I hope not because those portions of their website are going to stop working very soon as I believe all the major browsers are going to stop supporting it in the near future.

And the stuff I was finding issues with wasn’t flash related. I’ll give you one example. The menu at the top. Crank the text size up just a little and you start seeing problems. I mean, they are setting heights in px as if no one would ever view their page with an increased text size. Just stupid mistakes like this that a professional web design firm should not be making IMHO.

I shouldn’t have said “flash,” I meant it in the sense of animations and fun stuff, not the outdated technology Adobe Flash.

Yeah, I noticed that they use pixels instead of em/rem. Actually, zoomed-in looks fine on my screen for some reason.

By the way, if you have any recommendations for very well-engineered sites, maybe I’ll study one of those next.

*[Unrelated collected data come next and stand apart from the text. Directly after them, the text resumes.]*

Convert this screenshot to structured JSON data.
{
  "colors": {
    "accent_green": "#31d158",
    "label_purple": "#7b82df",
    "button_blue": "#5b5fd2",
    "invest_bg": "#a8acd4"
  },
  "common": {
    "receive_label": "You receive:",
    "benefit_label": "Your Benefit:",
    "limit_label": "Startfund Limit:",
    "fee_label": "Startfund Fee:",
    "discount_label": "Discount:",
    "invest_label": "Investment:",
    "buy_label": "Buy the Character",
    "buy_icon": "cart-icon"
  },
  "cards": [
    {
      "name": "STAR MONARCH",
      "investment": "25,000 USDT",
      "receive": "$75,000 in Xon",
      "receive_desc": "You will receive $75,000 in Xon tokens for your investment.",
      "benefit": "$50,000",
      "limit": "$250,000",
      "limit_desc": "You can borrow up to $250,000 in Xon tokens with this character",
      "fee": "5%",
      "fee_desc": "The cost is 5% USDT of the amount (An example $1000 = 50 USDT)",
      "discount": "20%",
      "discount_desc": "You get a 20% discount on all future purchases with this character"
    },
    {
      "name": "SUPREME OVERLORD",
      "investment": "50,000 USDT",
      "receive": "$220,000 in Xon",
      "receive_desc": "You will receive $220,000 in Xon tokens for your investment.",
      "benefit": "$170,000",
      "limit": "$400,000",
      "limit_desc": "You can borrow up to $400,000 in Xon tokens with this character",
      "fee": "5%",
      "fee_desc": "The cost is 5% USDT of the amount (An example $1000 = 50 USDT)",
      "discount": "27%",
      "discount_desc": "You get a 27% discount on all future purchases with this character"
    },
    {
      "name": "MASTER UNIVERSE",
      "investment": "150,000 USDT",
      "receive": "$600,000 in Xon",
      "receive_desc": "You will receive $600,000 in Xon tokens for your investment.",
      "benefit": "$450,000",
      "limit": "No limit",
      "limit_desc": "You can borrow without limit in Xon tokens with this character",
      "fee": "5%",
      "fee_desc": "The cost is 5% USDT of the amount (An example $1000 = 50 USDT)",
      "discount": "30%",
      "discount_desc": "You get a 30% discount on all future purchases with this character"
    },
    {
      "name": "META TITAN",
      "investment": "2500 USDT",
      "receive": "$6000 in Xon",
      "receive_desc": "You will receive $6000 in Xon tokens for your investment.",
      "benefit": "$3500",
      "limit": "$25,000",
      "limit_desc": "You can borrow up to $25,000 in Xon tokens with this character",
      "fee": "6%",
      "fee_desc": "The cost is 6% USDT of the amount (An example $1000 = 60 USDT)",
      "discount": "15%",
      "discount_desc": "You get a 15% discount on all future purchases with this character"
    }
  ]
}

Im new to coding and this caught my attention, is it considered “unprofessional” to have too many lines of code for a certain thing? or does it depend on how it’s ordered?

It depends on what you mean by “zoomed-in”. I was testing the responsiveness to changes in text size so I was manually increasing just the text size on page (everything else stayed exactly the same size). But you can also do a full page zoom in which everything increases in size. When you do a text-only zoom then things start to break on the page. A lot of web sites overlook this type of responsiveness.

I see… I actually don’t know how to manually change the text size, except going in the console and just changing them there.

I have noticed, because I used to use 125% on my old monitor all the time, that many, many sites can’t handle that.